E-Cigarette vaping regulates genes involved in DNA damage and cancer: a pilot study in humans

There is a paucity of data on how human vaping behaviors modifies E-Cigarette (E-cig) exposures, making it difficult to assess the associated risk. This pilot study aimed to investigate the toxicity of e-cigs to humans by investigating changes in DNA damage-response genes in buccal and blood samples. Samples from three subjects (2 Males and 1 Female) were evaluated using RT-qPCR. Each subject made three visits to the lab (nTOT=9 visits); buccal and blood samples were collected before and after scripted vaping 20 puffs (nTOT=18 samples); vaping topography data were collected in each session. Subjects used their own e-cig containing 50:50 Propylene Glycol (PG): Vegetable Glycerine (VG)+(3-6) mg/ml nicotine.
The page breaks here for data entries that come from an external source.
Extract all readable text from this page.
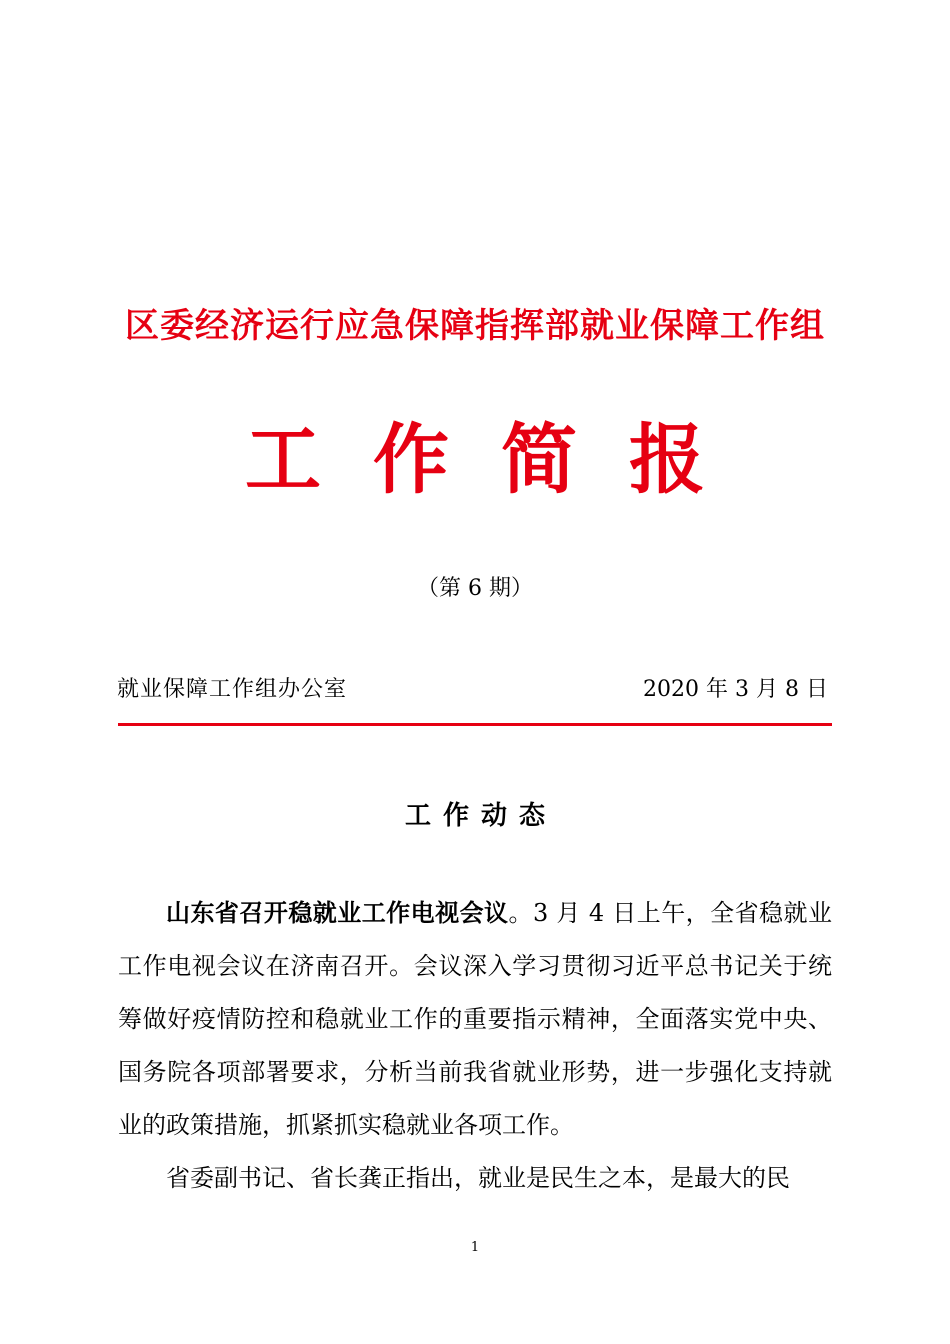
区委经济运行应急保障指挥部就业保障工作组
工作简报
（第 6 期）
就业保障工作组办公室	2020 年 3 月 8 日
工作动态

山东省召开稳就业工作电视会议。3 月 4 日上午，全省稳就业工作电视会议在济南召开。会议深入学习贯彻习近平总书记关于统筹做好疫情防控和稳就业工作的重要指示精神，全面落实党中央、国务院各项部署要求，分析当前我省就业形势，进一步强化支持就业的政策措施，抓紧抓实稳就业各项工作。

省委副书记、省长龚正指出，就业是民生之本，是最大的民

1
After exposure, the tumor suppressor TP53 was significantly (p<0.05) upregulated in buccal samples which was accompanied by changes in other DNA damage and repair genes. TP53 expression was puff volume and flow rate dependent in both tissues. In blood, the significant downregulation of N-methylpurine DNA glycosylase (MPG), a base excision repair gene, was consistent across all subjects. Ingenuity Pathway Analysis (IPA) showed that DNA repair and cell cycle pathways were the most enriched pathways after e-cig exposure in buccal swab samples. In blood, DNA repair and cancer were the most dominant pathways. This is the first study to demonstrate that vaping 20 puffs significantly alters expression of TP53 along with several other DNA damage genes in human tissues; vaping behavior is an important modifier of this response. A larger study is needed to confirm these relationships.